Flora Spencer-Longhurst as Simona
Flora Spencer-Longhurst as Simona and Lucy Sheen as Ye Credit: Meurig Marshall
Melanie Marshall as Mary and Flora Spencer-Longhurst as Simona Credit: Meurig Marshall
Carolyn Backhouse s Phyllida Credit: Meurig Marshall
Lucy Sheen as Ye Credit: Meurig Marshall

What happens when a world-class violinist is incapacitated by a motor accident and can no longer play? How can someone cope with losing the ability to exercise a great talent? Does conservatoire teaching help nurture genius or impose regimentation? Can jealousy co-exist with love? How do you turn an unruly spoiled brat into a worthwhile person?

Jesse Briton’s raises issues rather than answering questions in his new play which offers live musical performance as part of the action. It centres on violinist Ye and her schoolgirl student Simona, daughter of a rich Russian.

Ye is first seen confined to a wheelchair and swallowing handfuls of pills and knocking back whisky in what may be a suicide attempt that is interrupted rather than just an attempt to assuage pain. Her landlady Mary (religious, royalist and given to breaking into song) disturbs her, perhaps deliberately checking up on her. She has application forms for jobs in coffee shops she wants Ye to apply for. Is she worried about getting her rent or is it to make Ye socialise? Then Simona turns up demanding her lesson.

She is in her school blazer, but Mary thinks she’s a prostitute because of her uncouth behaviour. Ye doesn’t know anything about why the girl’s arrived but it has been arranged by Phyllida, a student friend and rival of Ye (and still in love with her) who now Head of Strings at the Royal Conservatoire, who shortly turns up and explains.

Simona’s father is offering six months’ pay for 12 weekly lessons before she takes the Conservatoire entrance audition with a further six months’ money if she passes.

Ye says she doesn’t teach children, Simona says she thought Ye was a man and doesn’t want to be taught by this woman but is still there.

Simone declares she’s good. How does she know? “Female intuition,” is her pat reply. Ye stipulates that she must never be late or miss a class or doing her practice or lessons will be over.
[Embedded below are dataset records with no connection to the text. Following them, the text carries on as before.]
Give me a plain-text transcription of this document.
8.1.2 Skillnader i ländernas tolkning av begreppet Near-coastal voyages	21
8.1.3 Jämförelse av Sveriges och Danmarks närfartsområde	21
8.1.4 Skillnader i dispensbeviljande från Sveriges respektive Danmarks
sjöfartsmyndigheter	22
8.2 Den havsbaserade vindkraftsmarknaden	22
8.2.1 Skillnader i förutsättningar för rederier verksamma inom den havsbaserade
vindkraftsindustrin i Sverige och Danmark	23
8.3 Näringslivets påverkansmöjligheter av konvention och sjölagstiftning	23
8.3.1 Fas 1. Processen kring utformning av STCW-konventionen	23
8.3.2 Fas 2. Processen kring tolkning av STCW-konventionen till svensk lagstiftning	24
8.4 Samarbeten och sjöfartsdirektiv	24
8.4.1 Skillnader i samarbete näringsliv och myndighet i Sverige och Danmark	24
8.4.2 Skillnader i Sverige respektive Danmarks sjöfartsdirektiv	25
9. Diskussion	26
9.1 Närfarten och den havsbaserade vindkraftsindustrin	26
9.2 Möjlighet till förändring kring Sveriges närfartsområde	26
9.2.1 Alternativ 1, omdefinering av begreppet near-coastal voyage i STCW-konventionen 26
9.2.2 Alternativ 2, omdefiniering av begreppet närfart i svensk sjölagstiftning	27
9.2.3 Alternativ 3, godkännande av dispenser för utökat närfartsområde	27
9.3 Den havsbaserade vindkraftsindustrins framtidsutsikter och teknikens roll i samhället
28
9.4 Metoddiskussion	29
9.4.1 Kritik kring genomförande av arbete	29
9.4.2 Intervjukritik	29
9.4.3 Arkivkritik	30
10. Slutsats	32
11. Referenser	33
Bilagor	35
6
That’s agreed but when Ye produces a ¾-size child’s instrument saying, “if you can get a sound out of that you can play anything,” she trashes it.

A week later, Simona turns up bleeding, school bullies have turned on her. Mary deals with her injury and Ye seems to have changed her mind about Simona. She produces her own violin, a 1742 Guarneri (the best maker after Stradivari), for Simona to play on, telling her, “without a player, the instrument is worthless.”
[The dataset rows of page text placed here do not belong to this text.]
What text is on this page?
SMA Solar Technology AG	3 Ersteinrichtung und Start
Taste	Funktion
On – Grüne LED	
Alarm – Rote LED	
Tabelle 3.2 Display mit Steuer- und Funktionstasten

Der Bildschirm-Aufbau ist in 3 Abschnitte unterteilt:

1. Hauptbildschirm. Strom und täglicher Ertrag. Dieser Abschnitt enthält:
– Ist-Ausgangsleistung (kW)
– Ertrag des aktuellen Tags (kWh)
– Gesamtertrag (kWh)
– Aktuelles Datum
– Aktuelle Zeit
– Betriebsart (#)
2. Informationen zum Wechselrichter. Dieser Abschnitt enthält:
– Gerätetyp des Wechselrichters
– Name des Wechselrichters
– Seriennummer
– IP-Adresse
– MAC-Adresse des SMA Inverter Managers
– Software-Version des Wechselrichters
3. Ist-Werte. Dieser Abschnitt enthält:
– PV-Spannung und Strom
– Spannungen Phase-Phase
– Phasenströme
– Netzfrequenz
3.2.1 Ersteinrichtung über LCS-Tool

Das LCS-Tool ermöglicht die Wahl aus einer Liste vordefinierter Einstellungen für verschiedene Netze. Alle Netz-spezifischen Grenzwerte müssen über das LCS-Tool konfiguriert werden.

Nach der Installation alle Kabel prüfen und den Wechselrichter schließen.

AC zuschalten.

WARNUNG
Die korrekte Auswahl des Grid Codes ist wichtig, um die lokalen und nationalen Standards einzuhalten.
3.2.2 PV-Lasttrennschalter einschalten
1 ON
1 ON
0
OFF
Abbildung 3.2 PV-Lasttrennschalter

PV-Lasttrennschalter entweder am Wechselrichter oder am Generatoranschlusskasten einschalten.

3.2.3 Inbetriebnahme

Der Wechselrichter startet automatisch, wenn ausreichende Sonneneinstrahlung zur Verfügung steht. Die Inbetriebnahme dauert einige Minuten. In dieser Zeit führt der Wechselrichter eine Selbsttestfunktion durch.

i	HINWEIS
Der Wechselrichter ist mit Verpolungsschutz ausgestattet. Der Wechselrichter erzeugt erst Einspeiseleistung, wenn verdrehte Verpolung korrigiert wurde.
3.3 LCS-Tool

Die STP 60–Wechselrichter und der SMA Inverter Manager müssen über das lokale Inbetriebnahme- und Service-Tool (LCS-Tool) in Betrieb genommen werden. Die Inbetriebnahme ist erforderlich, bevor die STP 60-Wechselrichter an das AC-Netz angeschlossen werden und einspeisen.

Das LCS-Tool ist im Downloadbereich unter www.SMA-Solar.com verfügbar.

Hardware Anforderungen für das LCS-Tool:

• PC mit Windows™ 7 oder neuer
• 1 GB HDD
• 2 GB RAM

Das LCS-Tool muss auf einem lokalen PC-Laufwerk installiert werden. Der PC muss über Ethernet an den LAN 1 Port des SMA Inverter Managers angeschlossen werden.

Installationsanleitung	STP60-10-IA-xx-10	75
It turns out she is entirely self-taught and can’t even read music but has played by ear, copying Ye’s playing on cassette tape and YouTube. Ye seems to see something special in the girl and tries to imbue her with her own ethos. “The world is polluted by awful players,” she says—presumably she doesn’t think Simona is one of them.

Flora Spencer-Longhurst doesn’t try to make Simona likeable: she’s explosively temperamental, her accent sometimes impenetrable, but her youth gains some sympathy and she really can play the violin. She handles Colin Sell’s compositions and his arrangements of some violin classics with ease.
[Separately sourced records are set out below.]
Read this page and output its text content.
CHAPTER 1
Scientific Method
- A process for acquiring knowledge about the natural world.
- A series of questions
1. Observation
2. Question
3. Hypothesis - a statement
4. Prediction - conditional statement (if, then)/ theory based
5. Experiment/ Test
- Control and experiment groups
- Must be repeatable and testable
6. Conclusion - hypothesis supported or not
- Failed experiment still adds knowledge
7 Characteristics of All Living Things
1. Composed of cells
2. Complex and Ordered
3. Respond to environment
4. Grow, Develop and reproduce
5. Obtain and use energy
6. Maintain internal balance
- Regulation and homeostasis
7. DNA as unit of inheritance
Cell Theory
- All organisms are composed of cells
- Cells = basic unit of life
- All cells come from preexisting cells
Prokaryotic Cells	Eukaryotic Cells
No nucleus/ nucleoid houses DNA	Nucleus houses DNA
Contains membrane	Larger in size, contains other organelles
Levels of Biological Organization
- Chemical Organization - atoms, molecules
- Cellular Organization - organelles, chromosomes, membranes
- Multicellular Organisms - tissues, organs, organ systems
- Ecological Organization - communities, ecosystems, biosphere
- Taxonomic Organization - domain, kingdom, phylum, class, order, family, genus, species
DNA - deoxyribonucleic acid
Ye’s almost terminal depression is painfully portrayed by Lucy Sheen and we get a glimpse of her passion for music, her frustration turned to anger but the play doesn’t explore how she comes to be living with Mary surrounded by empty whisky bottles after the successful career she seems to have had. What’s her real relationship with Melanie Marshall’s warm-hearted, bossy Mary? Carolyn Backhouse’s cool, controlled Phyllida has a back-story with Ye, but these women represent attitudes, relying on the performers to make them interesting people under Jessica Daniel’s direction.

It isn’t the actors’ fault that the situation seems contrived, a frame for voicing attitudes about talent and training that aren’t really argued and the abstraction of Jessica Stanton’s design. Violins hang overhead and doorways and room limits are framed by taut white cords in an elegant appearance of order until you notice the whisky bottles and that many of the violins are shattered.

A Pupil presents one wrecked life and perhaps posits another, but in its 90-minute single act never digs very deeply.